Let the ruling classes tremble at a Communistic revolution. The proletarians have nothing to lose but their chains. They have a world to win.
Workingmen of all countries unite!
Translation: hahahahahahahahahhahahaha but in your defense, I would give anything to be wrong.
Anthropic has finally come around to what others have already realized far sooner. Little time left now. Notice how shallow the arguments and consistently wrong the AGI naysayers have been year after year.

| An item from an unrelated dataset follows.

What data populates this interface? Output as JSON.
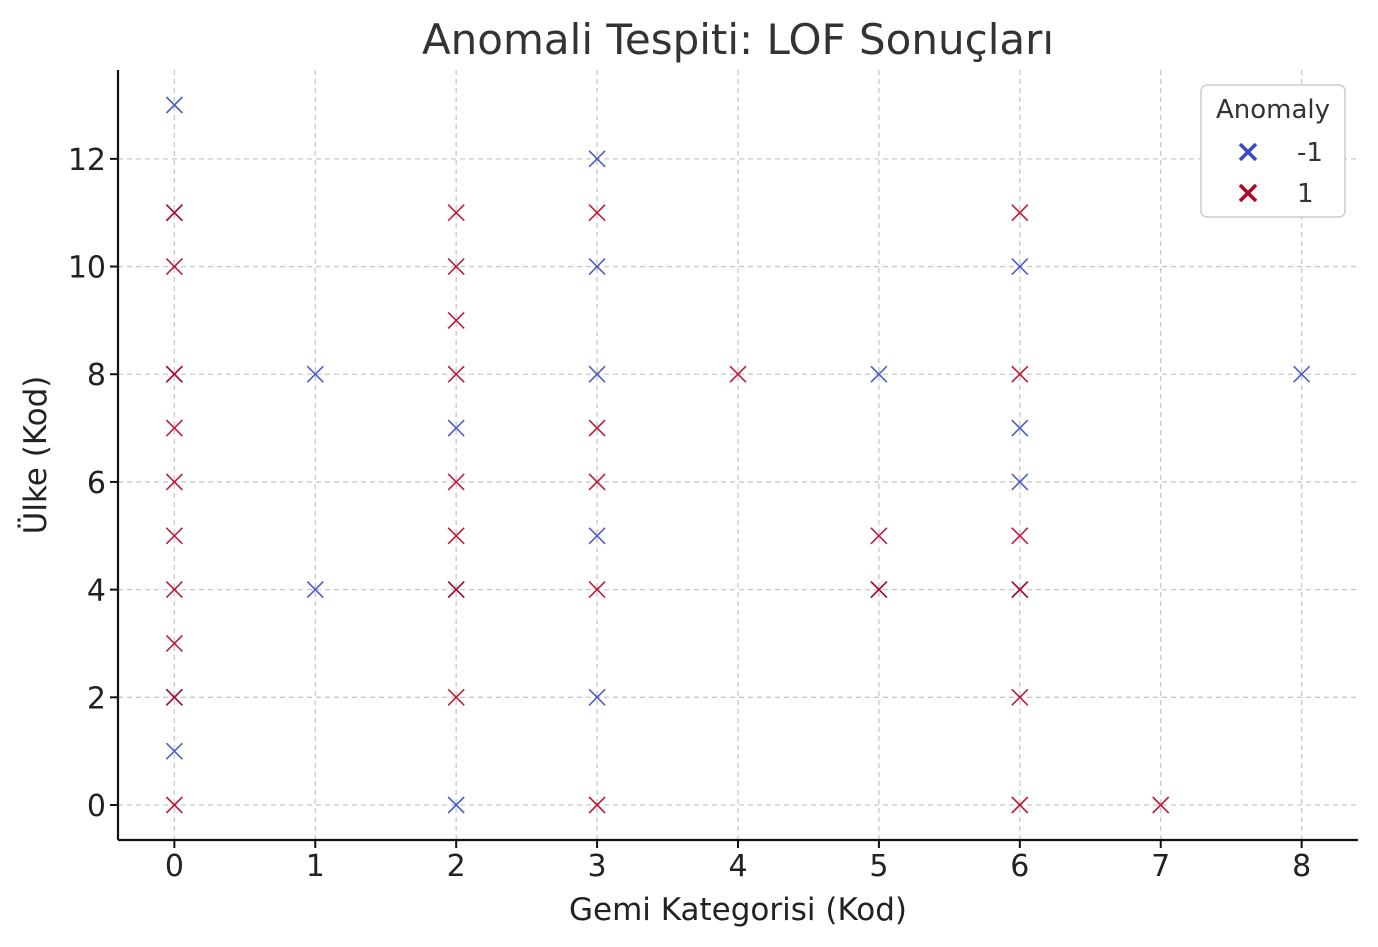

https://intelligence.org/agi-ruin/
> If it were possible to effectively slow the development of this technology to give ourselves more time to deal with its immense implications, we think that would likely be a good thing
Even Anthropic wants to Pause AI now. There must really be not much time left for "edging". Please write to your lawmakers, no matter whether you are in the US, Europe, China, or elsewhere. Only an international agreement between governments can enforce an AI-Pause and eliminate the necessity to dangerously push the frontier.
https://pauseai.info/
Whichever side I may stand on, pausing just seems unnatural? Life is movement.
And happiness is restraint.
That would be like trying to get every country to agree to give up nukes.
Or agree on finding ways to promote peaceful use of nuclear energy. This has been done, there are thousands of people working on it around the globe and 180+ member states of the IAEA. It's not easy, there have been close calls.
And cooperating interntionally to buy ourselves time to find ways to develop this "last invention" is a way that will do good for humanity seems to be on a similar level.
Or stop making more, and testing more, which we got the biggest countries to do, at least for a time.
AGI is the "AI nuke" in this metaphor.